Mereka berempat lalu pergi ke rumah penginapan itu dan melakukan penyelidikan.
Akhirnya, dari seorang tukang masak di rumah penginapan itu, mereka mendengar bahwa pada saat lenyapnya Sian Li, seperti biasa di depan dapur berkumpul banyak pengemis dan di antaranya terdapat seorang pengemis tua yang asing. Ketika Sian Li melihat para pengemis minta makanan sisa, tukang masak itu melihat betapa pengemis asing itu menghampiri Sian Li dan minta sumbangan dari nona kecil itu. Oleh Sian Li, pengemis itu diberi sepotong uang perak dan pengemis itu pun pergi, tidak jadi minta makanan sisa.
Keterangan itu tidak begitu berarti, namun cukup menjadi bahan pemikiran Sin Hong dan isterinya, juga Suma Ciang Bun dan Gangga Dewi.
“Dalam keadaan seperti itu, setiap kemungkinan dapat saja terjadi, dan setiap orang asing patut dicurigai,” kata Gangga Dewi. Mereka lalu minta kepada tukang masak untuk menggambarkan keadaan pengemis itu.
“Dia sudah berusia enam puluh tahun, tinggi kurus dengan punggung bongkok seperti udang. Memegang tongkat butut dan suaranya seperti orang dari daerah selatan. Matanya juling.” Demikian keterangan yang mereka peroleh.
Empat orang pendekar itu lalu berpencar, mencari pengemis-pengemis di kota Heng-tai.
Kepada setiap pengemis, mereka memberi hadiah dan bertanya tentang pengemis seperti yang digembarkan tukang masak tadi.
Sin Hong sendiri yang akhirnya mendapatkan keterangan, setelah para pengemis lain hanya mengaku bahwa mereka pun baru hari itu melihat pengemis bongkok itu, seorang di antara mereka menerangkan bahwa pengemis bongkok itu datang dari selatan dan merupakan seorang pengemis yang jahat.

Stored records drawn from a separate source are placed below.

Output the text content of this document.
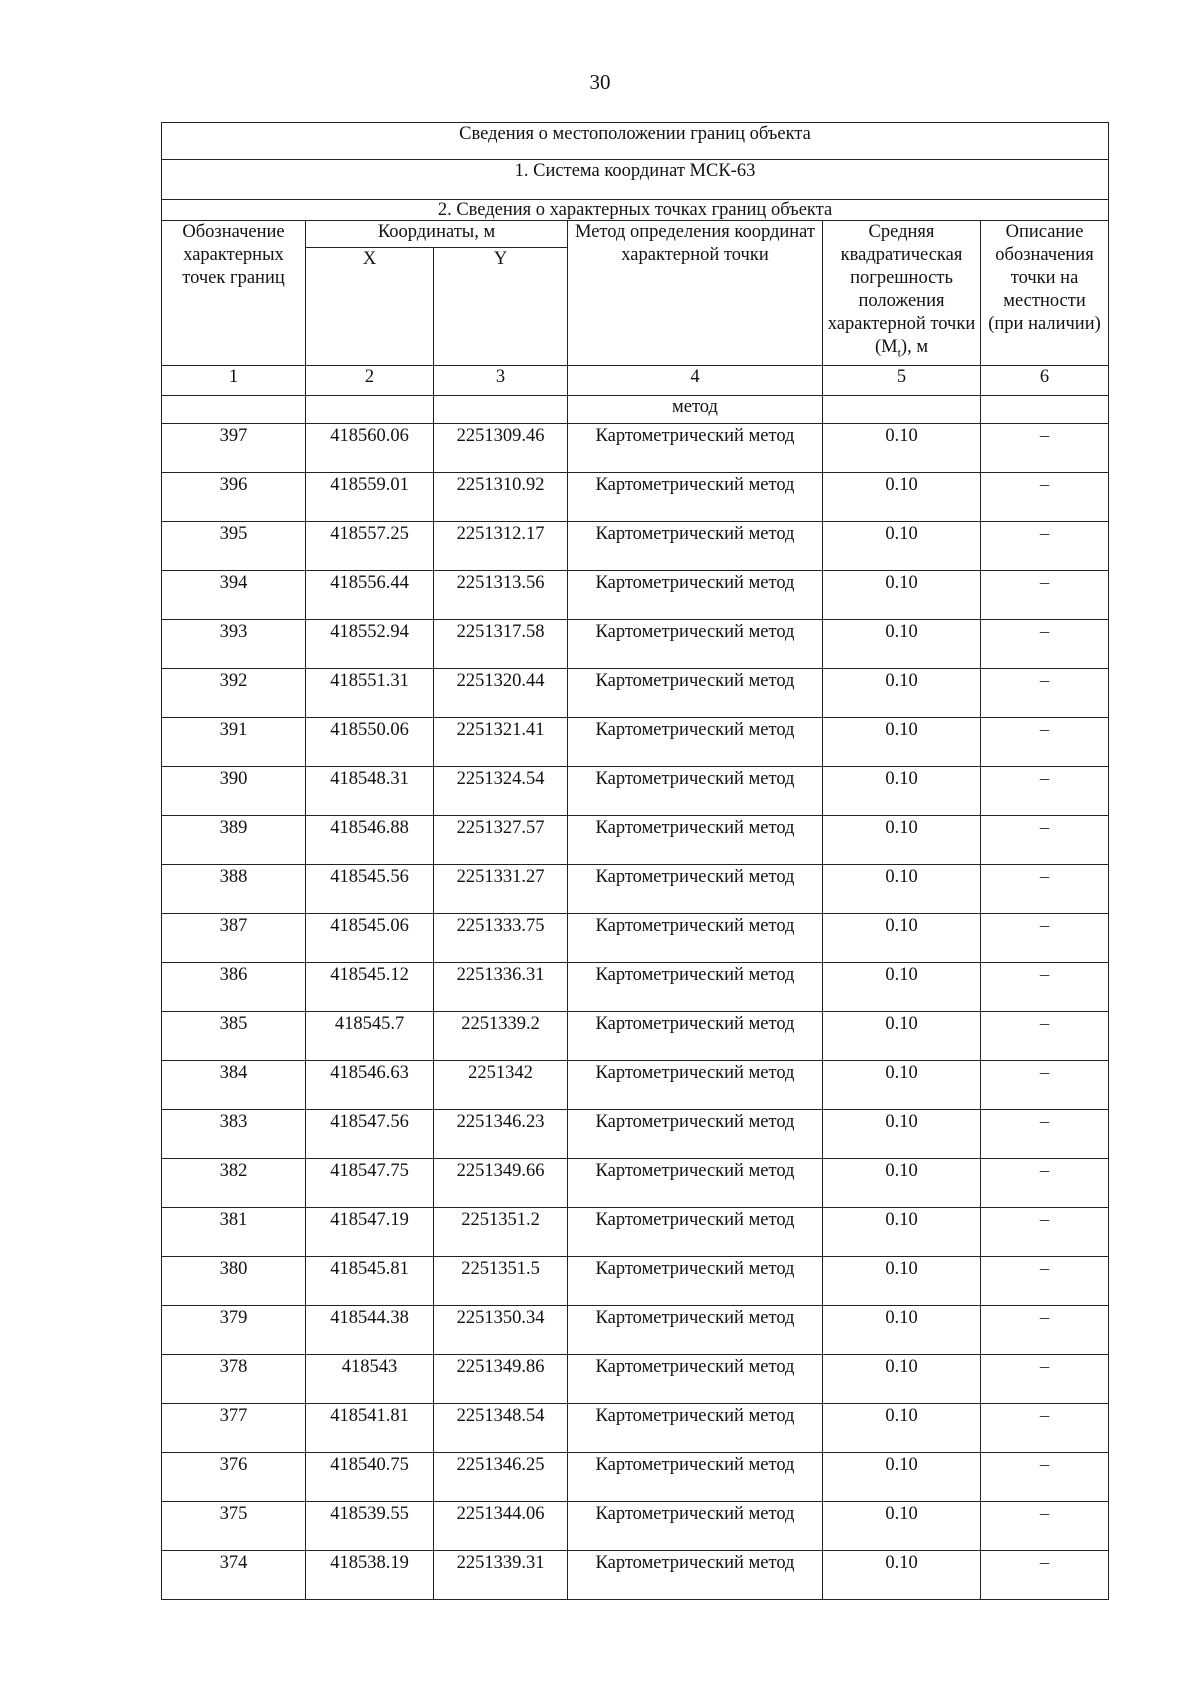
30
Сведения о местоположении границ объекта					
1. Система координат МСК-63					
2. Сведения о характерных точках границ объекта					
Обозначение характерных точек границ	Координаты, м		Метод определения координат характерной точки	Средняя квадратическая погрешность положения характерной точки $(M_t)$, м	Описание обозначения точки на местности (при наличии)
	X	Y			
1	2	3	4	5	6
			метод		
397	418560.06	2251309.46	Картометрический метод	0.10	–
396	418559.01	2251310.92	Картометрический метод	0.10	–
395	418557.25	2251312.17	Картометрический метод	0.10	–
394	418556.44	2251313.56	Картометрический метод	0.10	–
393	418552.94	2251317.58	Картометрический метод	0.10	–
392	418551.31	2251320.44	Картометрический метод	0.10	–
391	418550.06	2251321.41	Картометрический метод	0.10	–
390	418548.31	2251324.54	Картометрический метод	0.10	–
389	418546.88	2251327.57	Картометрический метод	0.10	–
388	418545.56	2251331.27	Картометрический метод	0.10	–
387	418545.06	2251333.75	Картометрический метод	0.10	–
386	418545.12	2251336.31	Картометрический метод	0.10	–
385	418545.7	2251339.2	Картометрический метод	0.10	–
384	418546.63	2251342	Картометрический метод	0.10	–
383	418547.56	2251346.23	Картометрический метод	0.10	–
382	418547.75	2251349.66	Картометрический метод	0.10	–
381	418547.19	2251351.2	Картометрический метод	0.10	–
380	418545.81	2251351.5	Картометрический метод	0.10	–
379	418544.38	2251350.34	Картометрический метод	0.10	–
378	418543	2251349.86	Картометрический метод	0.10	–
377	418541.81	2251348.54	Картометрический метод	0.10	–
376	418540.75	2251346.25	Картометрический метод	0.10	–
375	418539.55	2251344.06	Картометрический метод	0.10	–
374	418538.19	2251339.31	Картометрический метод	0.10	–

Si Bongkok itu lihai sekali dan berlaku sewenang-wenang terhadap para pengemis lainnya. Bahkan Phoa-pangcu, ketua para pengemis di kota Heng-tai, pernah dipukul babak-belur ketika menegur pengemis bongkok yang bersikap sewenang-wenang itu.
“Kau tahu siapa dia?” Sin Hong bertanya.
“Dia mengaku berjuluk Hek-pang Sin-kai (Pengemis Sakti Tongkat Hitam),” jawab pengemis itu.
“Dan engkau melihat dia bersama seorang anak perempuan berusia dua belas tahun yang berpakaian serba merah?” Sin Hong mendesak.
Pengemis itu tidak melihatnya. Sin Hong menjadi putus asa, apalagi ketika bertemu kembali dengan isterinya dan dengan Suma Ciang Bun bersama Gangga Dewi, tiga orang itu pun sama sekali tidak menemukan jejak Sian Li.
“Sebaiknya kalian lanjutkan perjalanan ke Cin-an dan ceritakan peristiwa kehilangan anak itu kepada Adik Suma Ceng Liong,” kata Suma Ciang Bun. “Dengan demikian maka dia pun akan dapat membantu kalian mencari jejak. Kami sendiri akan melanjutkan usaha kami mencari jejak Sian Li.”
Karena tidak melihat jalan lain yang lebih baik, Sin Hong dan Hong Li setuju dan dua pasangan itu saling berpisah. Sin Hong dan isterinya pergi ke Cin-an untuk mengunjungi Suma Ceng Liong, sedangkan Suma Ciang Bun dan Gangga Dewi akan melanjutkan usaha mereka mencari jejak Sian Li. Juga diam-diam mereka hendak menyelidiki Thian-li-pang karena menurut pengakuan Ang I Moli, Yo Han kini berada di perkumpulan pemberontak itu.
***
Ke manakah perginya Sian Li? Ketika anak ini ditinggal pergi ayah ibunya, diam-diam ia merasa kesal untuk berdiam diri di kamarnya saja. Maka, setelah menanti dua jam di kamarnya dan tidak melihat ayah ibunya pulang, Sian Li keluar dari dalam kamarnya dengan maksud untuk berjalan-jalan menghitangkan kekesalannya.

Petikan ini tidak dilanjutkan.